Evaluating bias in electronic health record data: using agent-based models to examine whether geographic disparities in community-acquired Methicillin-resistant Staphylococcus aureus are due to differential healthcare-seeking behaviors

Am J Epidemiol. 2025 Jan 6:kwae481. doi: 10.1093/aje/kwae481. Online ahead of print.

Abstract

Electronic health records (EHR) are increasingly used in public health research. However, biases may exist when using EHR due to whether someone is captured in the data. Assessing the impact of bias in generating disparities identified with EHR data is difficult because information about healthcare-seeking behaviors is not included in the record. We developed an agent-based model (ABM) to simulate the healthcare-seeking behavior for community-acquired Methicillin-resistant Staphylococcus aureus (CA-MRSA) infection in a subregion of California. The ABM assumed no difference in prevalence across the study area. We modeled the healthcare-seeking process to see if geographic differences in prevalence would emerge from the ABM when only looking at those who sought treatment, matching empirical data.
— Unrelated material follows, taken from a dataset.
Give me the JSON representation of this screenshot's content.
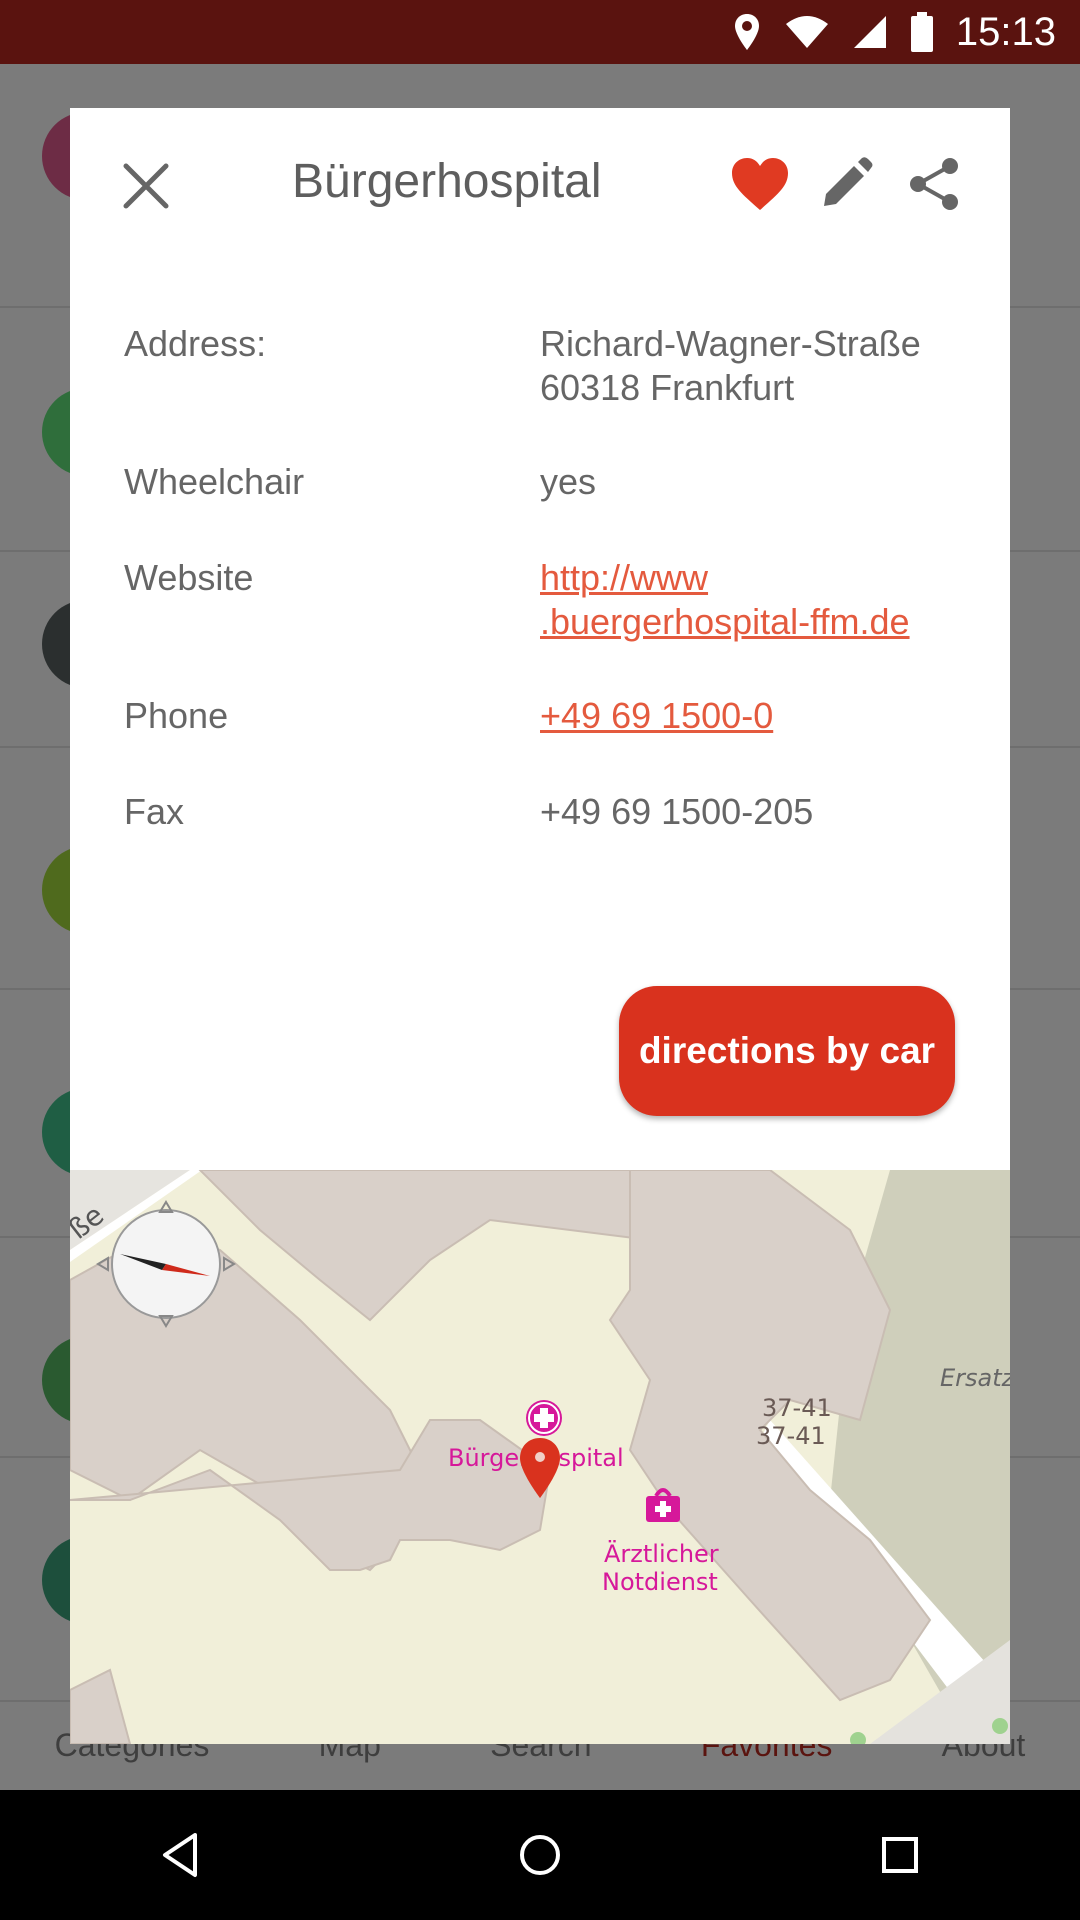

The ABM reproduced prevalence in observed data for nine of the 21 geographies. Simulated differences in prevalence across geographies did not reach the magnitude in observed data, and spatial patterns had low to moderate agreement. Our results suggest that geographic disparities in the CA-MRSA prevalence previously identified in California EHR data may be due to determinants beyond bias and healthcare-seeking behaviors. Future studies could adapt this model for other health outcomes by adjusting the healthcare-seeking behavior parameters and modifying the disease progression process.

Keywords: Agent-based model; CA-MRSA; EHR disparities; bias analysis; geographic disparities.